Third, the DCIP assay provides a measure of overall metabolic activity and total viable microbial burden but does not differentiate between bacterial species or microbial communities. Future studies incorporating molecular techniques, such as sequencing-based microbiome analyses or quantitative PCR, could further characterize the relationship between microbial composition and DCIP reduction.
Fourth, oral rinse samples represent a composite of microorganisms collected from multiple oral surfaces and primarily reflect loosely adherent microbial populations. While this approach facilitates standardized sampling, it may not fully represent biofilm-associated microorganisms tightly attached to dental or mucosal surfaces.

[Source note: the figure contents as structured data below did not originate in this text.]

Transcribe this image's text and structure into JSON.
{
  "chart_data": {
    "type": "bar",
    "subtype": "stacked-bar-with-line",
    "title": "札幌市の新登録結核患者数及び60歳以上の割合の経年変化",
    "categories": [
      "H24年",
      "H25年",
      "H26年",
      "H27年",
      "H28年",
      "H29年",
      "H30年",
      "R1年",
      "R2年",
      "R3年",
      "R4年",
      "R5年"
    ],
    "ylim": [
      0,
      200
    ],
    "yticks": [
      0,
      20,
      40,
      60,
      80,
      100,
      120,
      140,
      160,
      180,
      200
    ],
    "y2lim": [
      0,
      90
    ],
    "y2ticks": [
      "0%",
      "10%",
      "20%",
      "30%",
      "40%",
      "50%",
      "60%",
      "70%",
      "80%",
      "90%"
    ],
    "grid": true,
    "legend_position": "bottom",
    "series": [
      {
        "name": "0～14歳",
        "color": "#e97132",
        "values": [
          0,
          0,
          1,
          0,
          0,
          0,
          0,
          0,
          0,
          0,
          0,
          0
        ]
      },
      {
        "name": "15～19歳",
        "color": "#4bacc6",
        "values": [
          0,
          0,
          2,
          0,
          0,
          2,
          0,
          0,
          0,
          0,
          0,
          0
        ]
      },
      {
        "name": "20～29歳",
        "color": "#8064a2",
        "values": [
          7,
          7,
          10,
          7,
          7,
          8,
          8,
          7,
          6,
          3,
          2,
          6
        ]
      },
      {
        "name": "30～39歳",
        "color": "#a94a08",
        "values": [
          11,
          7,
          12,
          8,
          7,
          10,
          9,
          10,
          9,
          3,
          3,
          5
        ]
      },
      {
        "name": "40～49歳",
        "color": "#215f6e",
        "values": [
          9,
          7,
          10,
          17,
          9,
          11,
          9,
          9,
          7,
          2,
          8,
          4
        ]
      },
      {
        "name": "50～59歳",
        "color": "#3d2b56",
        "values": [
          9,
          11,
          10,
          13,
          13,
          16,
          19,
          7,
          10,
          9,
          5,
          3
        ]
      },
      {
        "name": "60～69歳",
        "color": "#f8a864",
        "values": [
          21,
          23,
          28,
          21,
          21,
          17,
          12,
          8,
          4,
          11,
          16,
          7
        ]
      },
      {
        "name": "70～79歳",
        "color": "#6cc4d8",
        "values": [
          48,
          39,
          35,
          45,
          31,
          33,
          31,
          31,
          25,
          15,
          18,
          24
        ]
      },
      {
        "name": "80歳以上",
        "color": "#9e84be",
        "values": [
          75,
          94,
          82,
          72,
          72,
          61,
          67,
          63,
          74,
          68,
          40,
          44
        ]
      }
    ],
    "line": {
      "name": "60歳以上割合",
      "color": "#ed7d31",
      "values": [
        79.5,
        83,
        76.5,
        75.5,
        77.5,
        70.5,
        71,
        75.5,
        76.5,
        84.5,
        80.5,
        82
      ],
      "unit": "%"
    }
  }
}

Finally, although efforts were made to standardize sampling conditions, including washout of oral hygiene products and morning sample collection, factors such as diet, hydration status, and circadian influences may still affect microbial metabolic activity. Future studies evaluating multiple sampling time points and longitudinal designs could further assess the stability and reproducibility of DCIP measurements.
Despite these limitations, the present investigation provides evidence supporting DCIP reduction as a rapid and practical approach for estimating viable microbial burden in oral samples. The results also establish a foundation for future studies evaluating the effects of oral hygiene formulations, dental treatments, or behavioral interventions on oral microbial viability.
5. Conclusions
This study demonstrates that reduction in the redox dye 2,6-dichlorophenolindophenol (DCIP) provides a simple, rapid, and cost-effective approach for estimating viable microbial burden in oral rinse samples collected from human subjects. A strong and statistically significant association was observed between DCIP reduction and viable bacterial counts determined by conventional culture methods, supporting the use of this colorimetric assay as a surrogate indicator of microbial viability in heterogeneous oral samples.
The method requires minimal sample preparation, utilizes commonly available laboratory equipment, and enables analysis of a large number of samples within a short time frame. These features make the DCIP assay suitable for applications in laboratory research, ex vivo evaluation of antimicrobial oral hygiene formulations, and potentially in clinical studies investigating changes in oral microbial viability.
An additional advantage of the DCIP assay is the visually observable color change associated with microbial metabolic activity. This characteristic may facilitate its use as an educational and demonstration tool to illustrate the relationship between microbial burden and oral hygiene practices.
Overall, the results of this investigation support DCIP reduction as a practical platform for rapid assessment of viable oral microorganisms and provide a foundation for future studies exploring its applications in oral health research, clinical evaluation of antimicrobial interventions, and public health education initiatives. While ATP-based assays have been used to estimate microbial viability, the DCIP method described here provides a simpler colorimetric approach that requires minimal instrumentation.